A surprisingly large asymmetric ejection from Mira A

¹ Department of Space, Earth and Environment, Chalmers University of Technology, 412 96 Gothenburg, Sweden
² Escuela de Física, Universidad Nacional Autónoma de Honduras, Ciudad Universitaria, Tegucigalpa, Honduras
³ School of Physics and Center for Relativistic Astrophysics, Georgia Institute of Technology, 837 State Street, Atlanta, GA 30332, USA
⁴ European Southern Observatory, Alonso de Córdova, 3107 Vitacura, Santiago, Chile
⁵ Rosseland Centre for Solar Physics, University of Oslo, PO Box 1029 Blindern, 0315 Oslo, Norway
⁶ Institute of Theoretical Astrophysics, University of Oslo, PO Box 1029 Blindern, 0315 Oslo, Norway
⁷ School of Physics & Astronomy, Monash University, Wellington Road, Clayton 3800, Victoria, Australia

^★ Corresponding author: This email address is being protected from spambots. You need JavaScript enabled to view it.

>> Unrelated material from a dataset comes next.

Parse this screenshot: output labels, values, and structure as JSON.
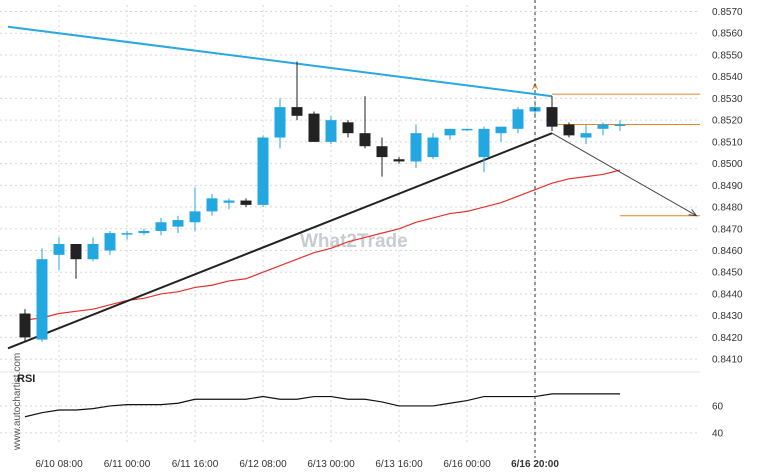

Received: 9 September 2025
Accepted: 19 January 2026

Abstract

Context. Stars with masses between roughly 1 and 8 M_⊙ end their lives on the asymptotic giant branch (AGB), when intense mass loss takes place, with major consequences for the chemical evolution of the universe. The mechanism responsible for the outflows is generally accepted to be radiation pressure acting on dust grains that form in the dense extended atmospheres of AGB stars. Dust formation is enabled, or at least dramatically enhanced, by the action of convection and stellar pulsations. The complex physics underlying convection, stellar pulsations, and dust nucleation precludes predicting AGB mass loss from first principles.

Aims. Our aim was to characterize the recent mass ejections of the AGB star Mira A using observations of the inner envelope. In particular, we studied two lobes observed to be expanding away from Mira A to obtain empirical insights into the mass-ejection process.

Methods. We investigated the evolution of the lobes using images of polarized light obtained at six epochs using the Spectro-Polarimetric High-contrast Exoplanet REsearch (SPHERE) on the Very Large Telescope and of molecular emission at two epochs obtained with the Atacama Large Millimeter/submillimeter Array (ALMA). Six lines of SO₂ were used to investigate the excitation temperature and column density of SO₂ in the lobes. We used the ¹³CO J = 3-2 line and radiative transfer models to constrain the column density of the gas, which allowed us to infer the abundances of SO, SO₂, AlO, AlF, and PO in the lobes.

Results. While dust seems confined almost exclusively to the edges of the lobes, gas fills the lobes and displays higher densities than expected at the observed radial distances based on the large-scale mass-loss rate of Mira A, with a total gas mass in the lobes of ∼2 × 10⁻⁵ M_⊙. We find the expansion of the lobes to be consistent with both a constant velocity (ejection time in 2010 or 2011) or a decelerating expansion (ejection time in 2012). If ejection events with a similar magnitude happen periodically, we derive periods between 50 and 200 years to account for the mass-loss rate of Mira A. This periodicity is very uncertain because of the complexity of the circumstellar environment that hampers accurate determinations of the mass-loss rate. We find abundances in the lobes of ∼1.5 × 10⁻⁶ and ∼2.5 × 10⁻⁶ for SO and SO₂, respectively, when accounting for radiative transfer effects and of 2 × 10⁻¹⁰, 6.5 × 10⁻¹⁰, and 4 × 10⁻⁷ for AlO, AlF, and PO assuming LTE and optically thin emission. The strong variation in brightness of the different features identified in the polarized-light images is puzzling. We suggest that an asymmetric stellar radiation field preferentially illuminates specific regions of the circumstellar envelope at a given time, producing a lighthouse-like effect.